Christine Lagarde ha definito questi momenti come “tempi straordinari” da fronteggiare con misure altrettanto straordinarie. Grandi differenze con i programmi messi in atto nel 2008 non si sono però viste. Nonostante per la prima volta il PEPP abbia introdotto flessibilità e soggettività dei limiti entro cui la BCE possa agire, quello che veramente lo rende un programma di emergenza è l’importo stanziato, superiore a qualsiasi altro programma deciso fino ad oggi.

Ben diversa è stata la risposta della FED: il capo della banca centrale statunitense Powell ha spinto questa istituzione oltre limiti che fino a poco fa sembravano invalicabili, creando un importante precedente. Entrando nel mercato del debito societario, la Federal Reserve ha aperto il sipario su un nuovo scenario di capitalismo. Sebbene i poteri utilizzati in questo caso straordinario siano soggetti all’approvazione del governo americano, si stanno rivelando essenziali per il corretto funzionamento dell’economia. Quel che sta accadendo è che un’istituzione pubblica sta assumendo i debiti del settore privato, nel nome della tutela dei posti di lavoro e più in generale dell’economia. Acquistando i debiti di alcune grandi società, la Federal Reserve ha garantito che tutto il mercato del debito societario funzionasse correttamente.

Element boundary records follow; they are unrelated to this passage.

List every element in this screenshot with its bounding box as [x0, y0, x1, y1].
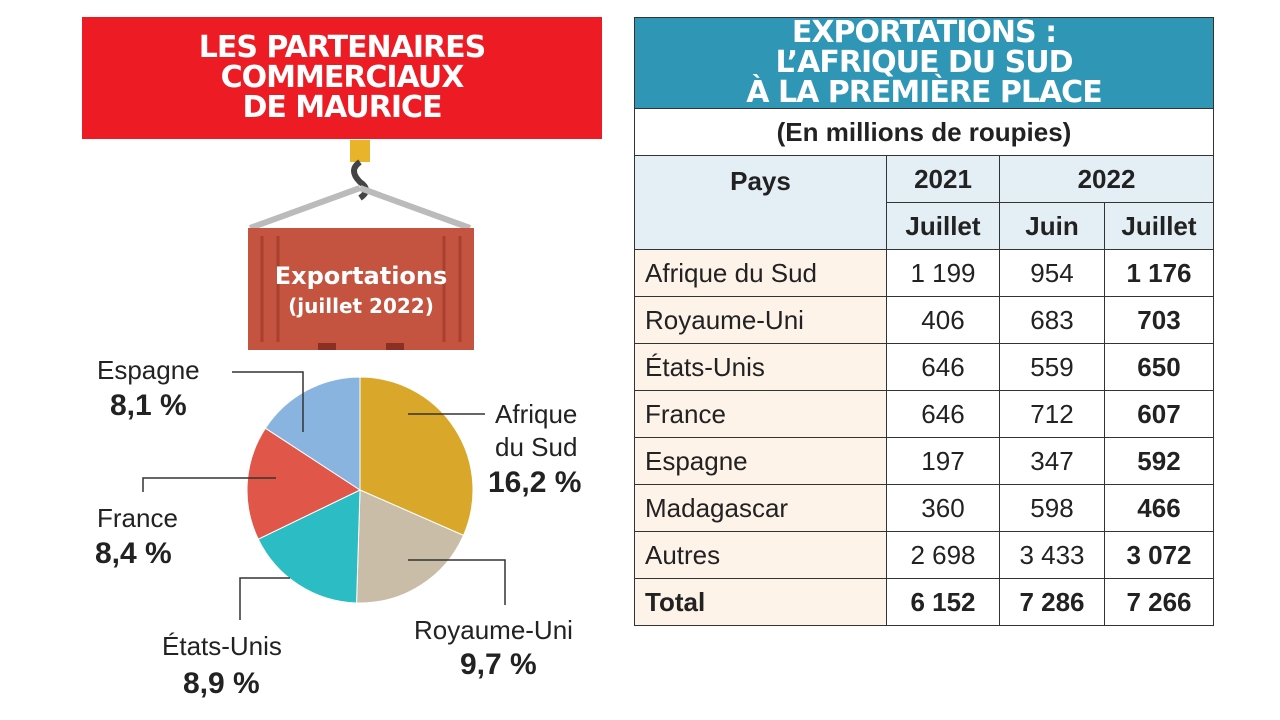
- value-cell: 703: [1104, 296, 1214, 344]
- value-cell: 3 433: [999, 531, 1105, 579]
- table-row: Madagascar 360 598 466: [634, 484, 1214, 532]
- column-header: Juillet: [1104, 202, 1214, 250]
- pie-slice: [359, 376, 474, 537]
- country-cell: Total: [634, 578, 887, 626]
- value-cell: 406: [886, 296, 1000, 344]
- pie-value-label: 16,2 %: [488, 466, 582, 499]
- column-header: Juillet: [886, 202, 1000, 250]
- country-cell: États-Unis: [634, 343, 887, 391]
- table-row: Total 6 152 7 286 7 266: [634, 578, 1214, 626]
- country-cell: Royaume-Uni: [634, 296, 887, 344]
- pie-label: France: [97, 503, 178, 533]
- value-cell: 650: [1104, 343, 1214, 391]
- value-cell: 466: [1104, 484, 1214, 532]
- table-row: Royaume-Uni 406 683 703: [634, 296, 1214, 344]
- value-cell: 559: [999, 343, 1105, 391]
- table-subtitle: (En millions de roupies): [634, 108, 1214, 156]
- header-line: L’AFRIQUE DU SUD: [775, 45, 1074, 80]
- table-header: EXPORTATIONS : L’AFRIQUE DU SUD À LA PRE…: [634, 15, 1214, 110]
- value-cell: 1 199: [886, 249, 1000, 297]
- country-cell: Autres: [634, 531, 887, 579]
- value-cell: 2 698: [886, 531, 1000, 579]
- value-cell: 646: [886, 343, 1000, 391]
- table-row: France 646 712 607: [634, 390, 1214, 438]
- pie-value-label: 8,9 %: [183, 667, 260, 700]
- pie-slice: [264, 376, 361, 491]
- export-table: EXPORTATIONS : L’AFRIQUE DU SUD À LA PRE…: [634, 17, 1214, 626]
- pie-chart: [142, 140, 506, 620]
- pie-slice: [356, 489, 465, 604]
- value-cell: 607: [1104, 390, 1214, 438]
- pie-value-label: 9,7 %: [460, 648, 537, 681]
- pie-label: Royaume-Uni: [414, 615, 573, 645]
- country-cell: Madagascar: [634, 484, 887, 532]
- table-row: Afrique du Sud 1 199 954 1 176: [634, 249, 1214, 297]
- header-line: À LA PREMIÈRE PLACE: [746, 75, 1102, 110]
- column-header: 2021: [886, 155, 1000, 203]
- value-cell: 954: [999, 249, 1105, 297]
- value-cell: 347: [999, 437, 1105, 485]
- pie-slice: [257, 489, 361, 604]
- pie-label: Afrique du Sud: [495, 399, 578, 462]
- table-row: Autres 2 698 3 433 3 072: [634, 531, 1214, 579]
- country-cell: Espagne: [634, 437, 887, 485]
- value-cell: 7 266: [1104, 578, 1214, 626]
- container-label: Exportations (juillet 2022): [248, 260, 474, 320]
- value-cell: 7 286: [999, 578, 1105, 626]
- column-header: Pays: [634, 155, 887, 250]
- value-cell: 646: [886, 390, 1000, 438]
- table-row: Espagne 197 347 592: [634, 437, 1214, 485]
- header-line: DE MAURICE: [242, 90, 442, 125]
- pie-label: Espagne: [97, 355, 200, 385]
- value-cell: 6 152: [886, 578, 1000, 626]
- value-cell: 3 072: [1104, 531, 1214, 579]
- value-cell: 683: [999, 296, 1105, 344]
- table-row: États-Unis 646 559 650: [634, 343, 1214, 391]
- annotation: Exportations: [274, 262, 448, 290]
- value-cell: 712: [999, 390, 1105, 438]
- column-header: Juin: [999, 202, 1105, 250]
- column-header: 2022: [999, 155, 1214, 203]
- value-cell: 592: [1104, 437, 1214, 485]
- header-line: COMMERCIAUX: [220, 60, 465, 95]
- country-cell: France: [634, 390, 887, 438]
- pie-value-label: 8,4 %: [95, 537, 172, 570]
- container-graphic: [248, 140, 474, 350]
- header-line: LES PARTENAIRES: [198, 30, 487, 65]
- value-cell: 360: [886, 484, 1000, 532]
- pie-value-label: 8,1 %: [110, 389, 187, 422]
- pie-slice: [246, 427, 362, 540]
- value-cell: 598: [999, 484, 1105, 532]
- country-cell: Afrique du Sud: [634, 249, 887, 297]
- value-cell: 1 176: [1104, 249, 1214, 297]
- pie-label: États-Unis: [162, 631, 282, 661]
- annotation: (juillet 2022): [288, 294, 434, 318]
- left-header: LES PARTENAIRES COMMERCIAUX DE MAURICE: [82, 17, 602, 139]
- leader-lines: [142, 371, 506, 620]
- value-cell: 197: [886, 437, 1000, 485]
- header-line: EXPORTATIONS :: [791, 15, 1057, 50]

Confrontando l’operato delle due banche centrale è evidente come solo negli Stati Uniti siano state intraprese azioni realmente radicali e senza precedenti. Questo non è però necessariamente un bene. Le azioni promosse in collaborazione con il governo americano avranno un ruolo determinante per evitare il tracollo economico, ma fanno sorgere dei dubbi riguardo l’indipendenza della politica monetaria, che è uno dei fondamenti dei sistemi economici moderni. L’altro dubbio importante riguarda il nuovo ruolo assunto dalla Federal Reserve nel mercato del credito societario. La domanda che sorge spontanea è qualora la tutela dei posti di lavoro sia una giustificazione sufficiente per trasferire il rischio del debito privato ad un’istituzione pubblica. Sarà interessante capire l’estensione in termini di tempo e di risorse di questi programmi, tenendo comunque presente nelle prossime situazioni di emergenza, che la banca centrale americana ha dimostrato di poter andare ben oltre i limiti convenzionali e di essere disposta davvero a tutto pur di tutelare il sistema economico.